Around 300 residents of the world-famous Royal Hospital Chelsea, who have served in Korea, the Falkland Islands, Cyprus, Northern Ireland and World War II, and all will be offered the jab.
They include Bob Sullivan, 98 year-old D-Day veteran, who fought in World War II.
“This year has changed life as we know it causing uncertainty and worry,” he said.
“Getting vaccinated against coronavirus today is the best early Christmas gift we could hope for and thanks to our nursing team here and NHS staff like Pippa we will have a real spring in our step as we head into our locked down Christmas.”
Chelsea Pensioner Pam Richards, 88 who served with the Women’s Royal Army Corp said: “I think the vaccine is really important. You’re not just protecting yourself, you’re also protecting everyone else.”
Pippa Nightingale chief nurse at Chelsea and Westminster Hospital NHS Foundation Trust who is vaccinating the Chelsea pensioners, said:
“Delivering this life-saving vaccine to the Chelsea Pensioners is a real honour, they’ve fought to protect us and now we can return the favour and help protect them from coronavirus.
“The NHS has had a fantastic start to its largest ever vaccination programme, it is a positive way to end what has been a challenging year for the NHS and feels very rewarding to be administering the vaccine. I am looking forward to coming back in 21 days to administer the second vaccine as it’s vital that once everybody has had their first jab, that they attend their follow up appointment for the second.”
The NHS was the first health service in the world to vaccinate people against coronavirus, outside of a clinical trial.

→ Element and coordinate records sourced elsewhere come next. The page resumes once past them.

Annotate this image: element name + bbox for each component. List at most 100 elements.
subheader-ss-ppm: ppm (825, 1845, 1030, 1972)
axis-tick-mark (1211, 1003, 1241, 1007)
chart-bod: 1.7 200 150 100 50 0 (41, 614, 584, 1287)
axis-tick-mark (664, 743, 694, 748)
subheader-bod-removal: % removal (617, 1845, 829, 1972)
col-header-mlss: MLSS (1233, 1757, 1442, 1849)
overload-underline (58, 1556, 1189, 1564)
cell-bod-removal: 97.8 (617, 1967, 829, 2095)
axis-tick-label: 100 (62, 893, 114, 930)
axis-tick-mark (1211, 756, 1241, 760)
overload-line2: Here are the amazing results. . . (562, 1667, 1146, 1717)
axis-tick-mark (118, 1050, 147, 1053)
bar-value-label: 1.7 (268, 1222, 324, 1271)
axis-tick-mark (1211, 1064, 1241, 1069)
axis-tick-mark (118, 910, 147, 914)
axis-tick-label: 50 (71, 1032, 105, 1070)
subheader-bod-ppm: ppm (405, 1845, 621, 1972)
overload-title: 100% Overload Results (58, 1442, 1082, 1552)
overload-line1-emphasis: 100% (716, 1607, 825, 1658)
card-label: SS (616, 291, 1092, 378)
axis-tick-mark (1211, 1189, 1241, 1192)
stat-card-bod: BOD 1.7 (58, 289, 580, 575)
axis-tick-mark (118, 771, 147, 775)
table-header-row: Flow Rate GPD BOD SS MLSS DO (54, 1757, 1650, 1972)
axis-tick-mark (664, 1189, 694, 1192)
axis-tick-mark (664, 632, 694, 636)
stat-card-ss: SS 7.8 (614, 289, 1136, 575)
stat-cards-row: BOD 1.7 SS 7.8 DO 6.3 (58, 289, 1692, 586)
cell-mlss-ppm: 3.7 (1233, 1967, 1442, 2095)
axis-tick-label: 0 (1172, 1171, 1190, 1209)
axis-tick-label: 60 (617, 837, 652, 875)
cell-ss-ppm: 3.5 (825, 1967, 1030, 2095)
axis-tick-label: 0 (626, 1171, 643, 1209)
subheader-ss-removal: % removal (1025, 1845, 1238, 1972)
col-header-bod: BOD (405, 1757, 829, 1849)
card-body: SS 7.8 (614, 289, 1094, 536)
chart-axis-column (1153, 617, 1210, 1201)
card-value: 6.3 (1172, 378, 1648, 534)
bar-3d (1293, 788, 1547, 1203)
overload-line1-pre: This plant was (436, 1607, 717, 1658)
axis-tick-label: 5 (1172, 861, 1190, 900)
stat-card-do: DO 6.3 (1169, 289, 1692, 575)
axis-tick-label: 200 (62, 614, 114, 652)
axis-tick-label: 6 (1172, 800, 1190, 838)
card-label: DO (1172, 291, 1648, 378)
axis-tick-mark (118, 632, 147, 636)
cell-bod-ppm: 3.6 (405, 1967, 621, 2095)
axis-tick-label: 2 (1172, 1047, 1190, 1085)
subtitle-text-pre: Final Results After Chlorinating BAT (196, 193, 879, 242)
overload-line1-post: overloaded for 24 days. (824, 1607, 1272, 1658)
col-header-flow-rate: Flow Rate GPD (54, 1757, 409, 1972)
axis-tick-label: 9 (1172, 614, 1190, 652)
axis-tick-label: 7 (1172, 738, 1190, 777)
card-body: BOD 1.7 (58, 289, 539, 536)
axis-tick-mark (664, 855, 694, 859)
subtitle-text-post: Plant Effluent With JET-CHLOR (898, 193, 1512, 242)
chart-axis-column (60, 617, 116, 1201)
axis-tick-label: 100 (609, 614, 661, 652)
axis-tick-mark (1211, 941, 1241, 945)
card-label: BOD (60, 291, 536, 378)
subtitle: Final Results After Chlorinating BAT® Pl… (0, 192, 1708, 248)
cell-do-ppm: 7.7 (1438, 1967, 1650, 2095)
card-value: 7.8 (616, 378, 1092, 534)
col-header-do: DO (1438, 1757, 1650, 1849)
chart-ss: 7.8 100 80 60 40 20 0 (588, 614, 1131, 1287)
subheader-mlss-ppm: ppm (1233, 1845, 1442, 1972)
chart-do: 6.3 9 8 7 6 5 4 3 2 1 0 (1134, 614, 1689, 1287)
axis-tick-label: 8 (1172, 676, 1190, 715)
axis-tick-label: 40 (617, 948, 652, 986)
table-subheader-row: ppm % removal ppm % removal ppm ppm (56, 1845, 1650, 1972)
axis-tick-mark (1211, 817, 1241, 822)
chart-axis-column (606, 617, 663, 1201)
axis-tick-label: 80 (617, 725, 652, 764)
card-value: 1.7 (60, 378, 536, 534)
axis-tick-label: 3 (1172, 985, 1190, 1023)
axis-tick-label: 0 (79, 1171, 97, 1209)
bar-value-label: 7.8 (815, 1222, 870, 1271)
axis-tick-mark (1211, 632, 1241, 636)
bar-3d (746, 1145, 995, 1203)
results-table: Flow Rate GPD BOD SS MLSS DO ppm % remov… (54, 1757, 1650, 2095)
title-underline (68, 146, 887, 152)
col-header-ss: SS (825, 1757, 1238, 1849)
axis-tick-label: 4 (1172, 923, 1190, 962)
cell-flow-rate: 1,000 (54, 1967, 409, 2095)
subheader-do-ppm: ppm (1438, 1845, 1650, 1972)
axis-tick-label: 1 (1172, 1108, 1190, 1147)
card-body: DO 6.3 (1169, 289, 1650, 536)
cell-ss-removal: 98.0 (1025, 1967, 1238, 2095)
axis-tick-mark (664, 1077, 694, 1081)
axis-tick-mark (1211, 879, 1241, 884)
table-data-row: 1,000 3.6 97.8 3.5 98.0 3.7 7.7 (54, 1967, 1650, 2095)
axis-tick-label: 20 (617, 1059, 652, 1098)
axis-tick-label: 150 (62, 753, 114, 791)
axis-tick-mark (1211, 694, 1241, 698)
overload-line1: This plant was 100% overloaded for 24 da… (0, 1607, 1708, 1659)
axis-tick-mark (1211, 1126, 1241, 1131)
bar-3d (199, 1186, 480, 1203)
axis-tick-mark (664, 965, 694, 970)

Care home residents and staff are being prioritised along with people aged 80 and above in the first phase of the vaccination programme, the biggest in NHS history.
Just over two weeks since the first vaccination, hundreds of thousands of people have been vaccinated at 60 hospital hubs and more than 500 GP-run vaccination centres.
Practising London GP and NHS director of primary care, Dr Nikki Kanani, said:
“GPs, nurses, pharmacists and other primary care staff have well established relationships with their care homes and people in their local areas and I’m proud that we are able to vaccinate those at highest risk, ensuring they are protected from coronavirus.
“It is down to the efforts of hardworking NHS staff that hundreds of local vaccination services led by family doctors and their teams are now vaccinating their patients, including our veterans at Chelsea pensioners, with many more due to be vaccinated over the festive period.”
General Sir Adrian Bradshaw, Governor of the Royal Hospital Chelsea said:
“Today marks a new chapter in the Hospital’s battle with coronavirus. With an average age of 82, the Chelsea Pensioners are in the highest priority group to receive the vaccine. This is an early Christmas present for them whilst they, like the rest of the country come to terms with the latest restrictions.
“We all look forward to a better 2021 when they can be out and about representing the Nation’s Veterans throughout the country. Meanwhile, they send their warmest wishes to the Nation as they too, batten down the hatches to celebrate a socially distanced Christmas.”
The NHS will contact people in the priority groups when it is their turn to receive the vaccine. There is no need to contact the NHS.